1. Technical Field
Various embodiments relate to a semiconductor apparatus, and more particularly, to a circuit for stabilizing an internal voltage.
2. Related Art
A semiconductor apparatus converts a voltage supplied from outside into an internal voltage Vint according to a level required inside the semiconductor apparatus, and supplies the internal voltage Vint to an internal circuit. Depending on requirements of the respective regions of the semiconductor apparatus, a core voltage Vcore, a bulk bias Vbb, a pumping voltage Vpp and the like are used. In order to generate the internal voltages using the voltage supplied form outside, corresponding internal voltage generation circuits exist.

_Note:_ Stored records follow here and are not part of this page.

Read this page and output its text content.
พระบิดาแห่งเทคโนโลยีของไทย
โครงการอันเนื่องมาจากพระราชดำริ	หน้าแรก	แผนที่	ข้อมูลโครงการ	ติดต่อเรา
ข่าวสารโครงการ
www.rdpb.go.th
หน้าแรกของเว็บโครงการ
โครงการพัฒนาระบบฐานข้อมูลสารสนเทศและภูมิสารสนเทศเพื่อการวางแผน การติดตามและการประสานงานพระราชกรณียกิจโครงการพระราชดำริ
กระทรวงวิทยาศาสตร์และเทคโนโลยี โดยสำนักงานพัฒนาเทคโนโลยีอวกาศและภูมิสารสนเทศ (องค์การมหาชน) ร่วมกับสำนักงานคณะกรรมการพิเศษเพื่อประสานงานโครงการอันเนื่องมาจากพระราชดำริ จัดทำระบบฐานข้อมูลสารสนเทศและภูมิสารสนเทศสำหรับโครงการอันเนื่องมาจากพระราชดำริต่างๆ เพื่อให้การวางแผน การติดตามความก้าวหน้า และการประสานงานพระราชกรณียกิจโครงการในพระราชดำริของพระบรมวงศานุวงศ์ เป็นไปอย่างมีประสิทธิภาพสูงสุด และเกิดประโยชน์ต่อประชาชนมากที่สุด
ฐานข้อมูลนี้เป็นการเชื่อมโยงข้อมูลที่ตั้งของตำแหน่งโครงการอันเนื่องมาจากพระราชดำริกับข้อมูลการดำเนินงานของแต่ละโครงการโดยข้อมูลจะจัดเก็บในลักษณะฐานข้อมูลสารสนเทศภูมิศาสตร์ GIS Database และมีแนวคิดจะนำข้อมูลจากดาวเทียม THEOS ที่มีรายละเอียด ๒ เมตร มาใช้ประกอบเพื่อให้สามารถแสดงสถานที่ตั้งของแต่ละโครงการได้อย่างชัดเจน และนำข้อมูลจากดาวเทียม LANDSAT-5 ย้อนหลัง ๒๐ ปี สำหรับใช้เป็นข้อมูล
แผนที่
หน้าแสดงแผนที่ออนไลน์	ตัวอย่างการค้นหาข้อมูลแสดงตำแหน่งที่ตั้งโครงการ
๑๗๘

FIG. 1 is a block diagram of a conventional semiconductor apparatus using an internal voltage generation circuit 10.
The semiconductor apparatus includes the internal voltage generation circuit 10 and an internal circuit 20 configured to receive the internal voltage Vint and perform a predetermined operation.
The internal voltage generation circuit 10 includes a driver 15 configured to generate the internal voltage Vint from an external voltage and a capacitor C1 configured to stabilize the internal voltage Vint.
When the internal circuit 20 enters an active mode such that current consumption rapidly increases, the capacitor C1 supplies an electric charge stored therein so as to stabilize the voltage level. Then, the capacitor C1 receives electric charges corresponding to the supplied electric charges through the internal voltage Vint outputted from the driver 15 and stores the received electric charges. That is, the capacitor C1 performs the voltage stabilization operation by repeating the operation of supplying and receiving electric charges.
At this time, when the capacitor C1 is connected to an output node node_out at all time, the internal voltage Vint outputted from the driver 15 charges the capacitor C1 which is not filled with electric charges, and is then supplied to the internal circuit 20. Since the voltage stabilization ability of the capacitor C1 is proportional to the capacity of the capacitor C1, the circuit may be configured with a capacitor having a large capacity. Thus, when the capacitor C1 has a large capacity, the process of charging the capacitor C1 may degrade the performance of the circuit.